Il
tumore mammario è la patologia tumorale più frequente nelle donne. Ad oggi,
grazie ai complessi protocolli di terapia, la sopravvivenza è migliorata
rispetto a decenni addietro, per quanto rimanga ancora la seconda causa di morte
nella popolazione femminile.
È il
proprio oncologo che decide la terapia, scegliendo tre opzioni (variamente
combinate): opzione chirurgica (intervento più o meno demolitivo), opzione chemioterapica
(diversi chemioterapici in combinazione e con una tempistica di
somministrazione ben precisa), opzione radioterapica (radiazioni concentrate
sulla zona del tumore al fine di neutralizzare le cellule tumorali).
Da
un punto di vista cardiologico abbiamo già affrontato l’argomento dei danni
cardiaci che alcuni farmaci chemioterapici possono provocare, pertanto la
domanda è: esiste un danno cardiaco da radiazioni irradiate sulla mammella (e
quindi area cardiaca)? Ovviamente si (altrimenti non avrei scritto ciò che
state leggendo), al punto che l’aumentata sopravvivenza dal tumore ha
consentito l’emergere (negli anni successivi) di una cardiopatia da radiazioni
(attinica), discretamente frequente.
Un primo
punto fermo nelle evidenze cliniche, che ufficializzò ciò che diversi
specialisti avevano osservato, fu pubblicato nel 2000: la famosa metanalisi su
Lancet, dati alla mano, dimostrò che a 20 anni di distanza dal tumore, in termini
di mortalità non vi erano importanti differenze tra chi era stato sottoposto o
meno a radioterapia.

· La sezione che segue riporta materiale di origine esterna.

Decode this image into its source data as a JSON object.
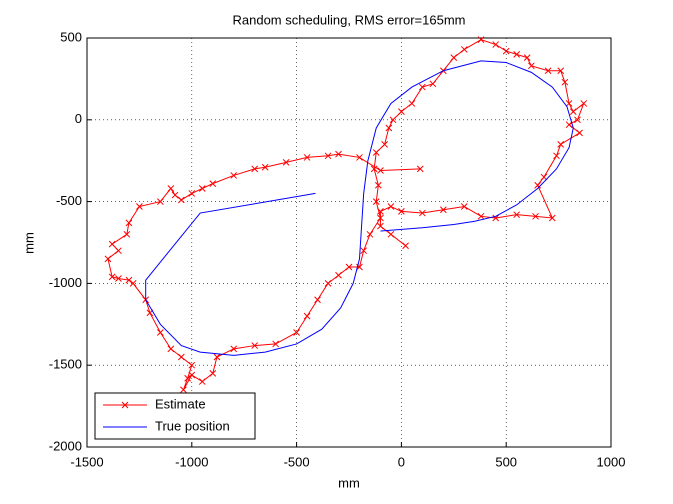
{
  "chart_data": {
    "type": "line",
    "title": "Random scheduling, RMS error=165mm",
    "xlabel": "mm",
    "ylabel": "mm",
    "xlim": [
      -1500,
      1000
    ],
    "ylim": [
      -2000,
      500
    ],
    "xticks": [
      -1500,
      -1000,
      -500,
      0,
      500,
      1000
    ],
    "yticks": [
      -2000,
      -1500,
      -1000,
      -500,
      0,
      500
    ],
    "grid": true,
    "legend": "lower left",
    "series": [
      {
        "name": "Estimate",
        "color": "#ff0000",
        "marker": "x",
        "x": [
          90,
          -100,
          -200,
          -300,
          -350,
          -450,
          -550,
          -650,
          -700,
          -800,
          -900,
          -950,
          -1000,
          -1050,
          -1080,
          -1100,
          -1150,
          -1250,
          -1300,
          -1310,
          -1380,
          -1350,
          -1400,
          -1380,
          -1350,
          -1300,
          -1280,
          -1220,
          -1200,
          -1150,
          -1100,
          -1050,
          -1000,
          -1020,
          -1040,
          -1000,
          -950,
          -900,
          -880,
          -800,
          -700,
          -600,
          -500,
          -450,
          -400,
          -350,
          -300,
          -250,
          -200,
          -180,
          -150,
          -100,
          -120,
          -110,
          -130,
          -120,
          -80,
          -60,
          -40,
          0,
          50,
          100,
          150,
          200,
          250,
          300,
          380,
          450,
          500,
          550,
          600,
          620,
          700,
          760,
          780,
          800,
          820,
          870,
          840,
          800,
          850,
          760,
          740,
          680,
          650,
          720,
          640,
          550,
          450,
          380,
          300,
          200,
          100,
          0,
          -50,
          -100,
          -100,
          -50,
          20
        ],
        "values": [
          -300,
          -310,
          -230,
          -210,
          -220,
          -230,
          -260,
          -290,
          -300,
          -340,
          -390,
          -420,
          -450,
          -490,
          -460,
          -420,
          -500,
          -530,
          -630,
          -700,
          -760,
          -800,
          -850,
          -960,
          -970,
          -980,
          -1000,
          -1100,
          -1180,
          -1300,
          -1400,
          -1450,
          -1500,
          -1580,
          -1650,
          -1560,
          -1600,
          -1550,
          -1450,
          -1400,
          -1380,
          -1370,
          -1300,
          -1200,
          -1100,
          -1000,
          -950,
          -900,
          -900,
          -800,
          -700,
          -600,
          -500,
          -400,
          -300,
          -200,
          -150,
          -50,
          0,
          50,
          100,
          200,
          220,
          300,
          380,
          430,
          490,
          460,
          420,
          400,
          380,
          330,
          300,
          300,
          230,
          100,
          50,
          100,
          0,
          -30,
          -80,
          -150,
          -220,
          -350,
          -400,
          -600,
          -590,
          -580,
          -600,
          -590,
          -530,
          -550,
          -570,
          -560,
          -530,
          -560,
          -650,
          -700,
          -770
        ]
      },
      {
        "name": "True position",
        "color": "#0000ff",
        "x": [
          -410,
          -960,
          -1220,
          -1220,
          -1150,
          -1050,
          -960,
          -800,
          -650,
          -500,
          -380,
          -290,
          -230,
          -200,
          -190,
          -180,
          -160,
          -120,
          -50,
          50,
          200,
          380,
          500,
          620,
          720,
          790,
          820,
          800,
          740,
          650,
          550,
          450,
          350,
          250,
          100,
          -100
        ],
        "values": [
          -450,
          -570,
          -980,
          -1100,
          -1250,
          -1380,
          -1420,
          -1440,
          -1420,
          -1370,
          -1280,
          -1150,
          -1000,
          -850,
          -650,
          -450,
          -250,
          -50,
          100,
          200,
          300,
          360,
          350,
          290,
          200,
          80,
          -50,
          -170,
          -300,
          -420,
          -520,
          -590,
          -620,
          -640,
          -660,
          -680
        ]
      }
    ]
  }
}
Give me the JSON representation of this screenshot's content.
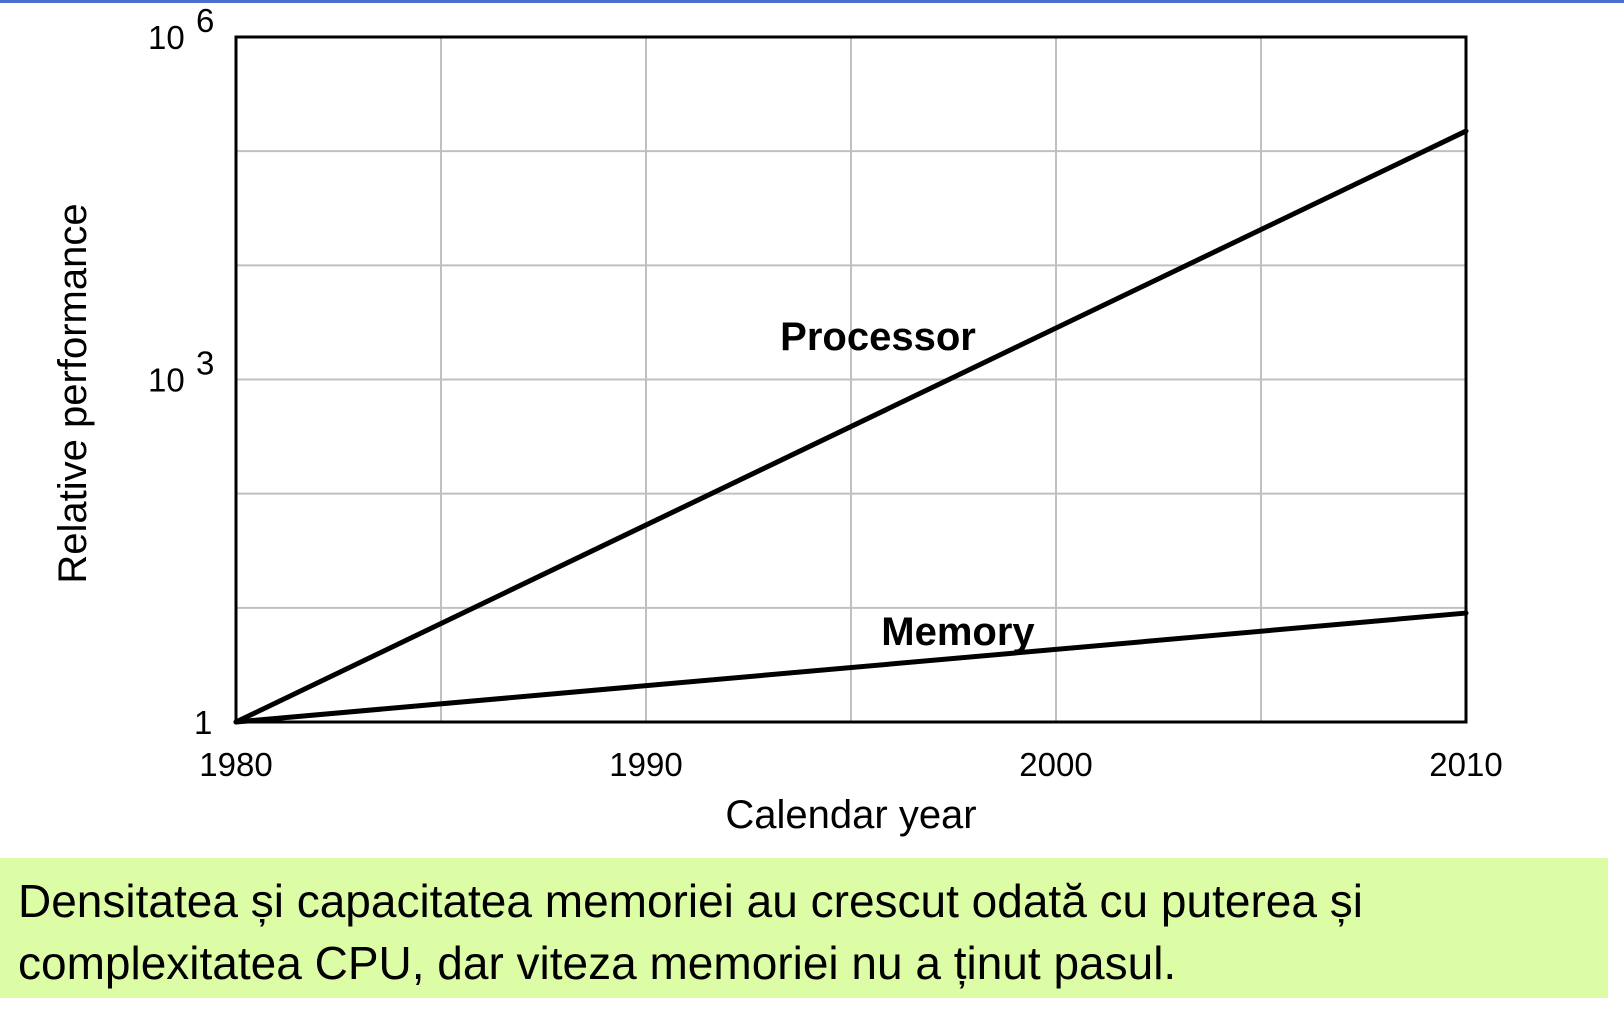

Che vuol dire? Che chi fa la radioterapia dopo 20 anni non
sarebbe morta di tumore bensì di complicanze cardiovascolari, mentre chi non l’avesse
fatta dopo 20 anni molto probabilmente sarebbe morta per la ripresa del tumore.
Quindi, a lunga distanza, nessun concreto vantaggio.
Dati
più recenti (sempre pubblicati sul prestigioso Lancet nel 2011) hanno in parte
ridimensionato il problema, la mortalità a 15 anni è comunque migliorata, per
quanto si conferma che chi è stato irradiato possa avere una morbilità (quindi
complicanze e ospedalizzazioni) maggiore.
Pertanto,
come possono le radiazioni danneggiare il cuore? La radioattività è un fenomeno
naturale, per comprendere meglio il quale chiederete ai fisici. Per quello che
è lo scopo di questo articolo, diciamo che viene sfruttata l’emissione di
particelle radioattive, il cui fascio viene quanto possibile concentrato e
mirato all’area che si vuole irradiare, col fine di neutralizzare eventuali
cellule tumorali rimaste dopo un intervento di asportazione del tumore. Per quanto
si riesca a gestire con precisione millimetrica la profondità di penetrazione
del fascio di radiazioni, se non sufficientemente profondo si rischia l’inefficacia,
mentre se deve essere efficace è inevitabile coinvolgere altre strutture,
guarda caso il cuore, specie quando il tumore è nella mammella sinistra.
Il
danno da radiazioni è ampiamente noto e studiato, vi sono stati autori che, fin
dagli anni ’70, hanno documentato che qualsiasi struttura cardiaca può subire
danno da radiazioni, pericardio, coronarie, valvole, miocardio. Quindi, al fine
di diagnosticare per tempo qualsiasi potenziale complicanza cardiologica nel
corso di una radioterapia, il follow up dovrebbe scaturire dalla collaborazione
oncologo/cardiologo, cosa talora non immediata (specialisti in strutture
diverse, tempi di attesa lunghi), mediante i consueti esami che il cardiologo
riterrà indicati, quali ecocardiogramma, test da sforzo e se necessario (pensare
all’ulteriore carico di radiazioni da esami radiologici) cardio TAC coronarica
(se ne è già parlato).
Una
cosa è certa: qualsiasi potenziale cardiopatia da radiazioni sarà più grave in
presenza di condizioni predisponenti, quali fumo, colesterolo elevato,
pressione non controllata, diabete e familiarità.